If you have the time and the software a good experiment is to input all of your data into your program and and print our the Cp/Cpk values using different sample sizes, 2,3,4,5,6 etc... and review the data. This could give you a good mental picture of the relationship between Cp/Cpk and process control.

ASD...
 
A

Ajay

Measurement of Cp or Cpk, without the process being under Statistical Control is useless. One point on the X bar char bellow LCL indicates a presence of assignable cause of variation in the process. This cause needs to be identified and prevented from recurring. Recalculate the control limits omiting this data for which assignable cause has been identified. Possibly some other point may lie outside the new control limits. Repeat the process till no point lies ouside the control limits. Then the process would be under statistical control. Cp and Cpk can be evaluated under such a condition.
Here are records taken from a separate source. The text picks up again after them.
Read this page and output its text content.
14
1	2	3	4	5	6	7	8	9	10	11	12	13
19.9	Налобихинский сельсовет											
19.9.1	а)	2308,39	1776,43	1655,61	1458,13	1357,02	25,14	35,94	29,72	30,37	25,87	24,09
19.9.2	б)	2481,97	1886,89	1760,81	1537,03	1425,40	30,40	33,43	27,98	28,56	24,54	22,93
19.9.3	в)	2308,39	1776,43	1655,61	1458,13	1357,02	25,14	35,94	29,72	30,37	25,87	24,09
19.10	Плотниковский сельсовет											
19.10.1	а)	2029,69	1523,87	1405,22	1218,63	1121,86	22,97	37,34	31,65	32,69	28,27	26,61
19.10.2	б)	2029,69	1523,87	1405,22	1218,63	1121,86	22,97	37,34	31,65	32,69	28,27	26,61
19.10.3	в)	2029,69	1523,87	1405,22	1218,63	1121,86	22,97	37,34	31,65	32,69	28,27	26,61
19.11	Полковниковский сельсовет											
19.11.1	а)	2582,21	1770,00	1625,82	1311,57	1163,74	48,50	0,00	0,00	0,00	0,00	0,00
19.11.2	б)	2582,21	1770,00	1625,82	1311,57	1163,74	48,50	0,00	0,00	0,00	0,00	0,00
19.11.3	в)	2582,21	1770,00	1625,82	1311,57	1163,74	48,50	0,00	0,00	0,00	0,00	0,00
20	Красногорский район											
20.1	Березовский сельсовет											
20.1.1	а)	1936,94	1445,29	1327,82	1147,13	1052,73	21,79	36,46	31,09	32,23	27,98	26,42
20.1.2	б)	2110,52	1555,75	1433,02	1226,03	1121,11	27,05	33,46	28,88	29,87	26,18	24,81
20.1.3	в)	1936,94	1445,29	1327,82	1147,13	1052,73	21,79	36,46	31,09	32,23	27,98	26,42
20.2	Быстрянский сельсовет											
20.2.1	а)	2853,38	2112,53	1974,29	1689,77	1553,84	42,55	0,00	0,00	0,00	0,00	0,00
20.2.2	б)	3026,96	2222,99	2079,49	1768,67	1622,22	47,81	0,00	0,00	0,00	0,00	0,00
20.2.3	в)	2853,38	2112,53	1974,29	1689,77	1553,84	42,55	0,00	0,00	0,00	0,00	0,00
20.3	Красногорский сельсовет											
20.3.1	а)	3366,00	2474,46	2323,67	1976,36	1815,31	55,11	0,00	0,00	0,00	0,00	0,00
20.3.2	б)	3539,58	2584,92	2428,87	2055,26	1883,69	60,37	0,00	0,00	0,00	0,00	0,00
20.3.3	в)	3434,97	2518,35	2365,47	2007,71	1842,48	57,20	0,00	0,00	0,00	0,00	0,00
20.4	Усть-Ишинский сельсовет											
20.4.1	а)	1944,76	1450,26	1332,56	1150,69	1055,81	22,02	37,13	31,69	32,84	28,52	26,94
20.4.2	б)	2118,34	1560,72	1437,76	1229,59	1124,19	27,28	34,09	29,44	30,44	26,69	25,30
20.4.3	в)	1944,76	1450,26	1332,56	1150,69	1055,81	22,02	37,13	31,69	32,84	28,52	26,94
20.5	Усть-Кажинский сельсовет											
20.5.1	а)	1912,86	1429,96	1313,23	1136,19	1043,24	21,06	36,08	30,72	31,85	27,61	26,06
In case of bilateral tolerances, a different values of Cp and Cpk indicate the process average is not centered but near to either of the specification limits, there by resulting in either oversize or undersize products.
 
Q

QEgirl

Agreed, Ajay. The Cp and Cpk are dependent upon a normal distribution. There are some conversion factors which can be used to approximate capability indices if you have an inherently skewed (e.g. stamping - tool wear) or kurtic process distribution.
 
Q

QEgirl

John Allen-

Pearson distribution curves can be used to calculate capability for just about any shape of distribution. As long as you can determine the skewness and kurtosis of your process distribution, you can calculate a capability index by consulting a table containing the "standardized tails of Pearson curves". I've got a worksheet for calculating them, along with copies of the tables, copied from an old Quality Progress article. You might check the ASQ website and see if they have any info.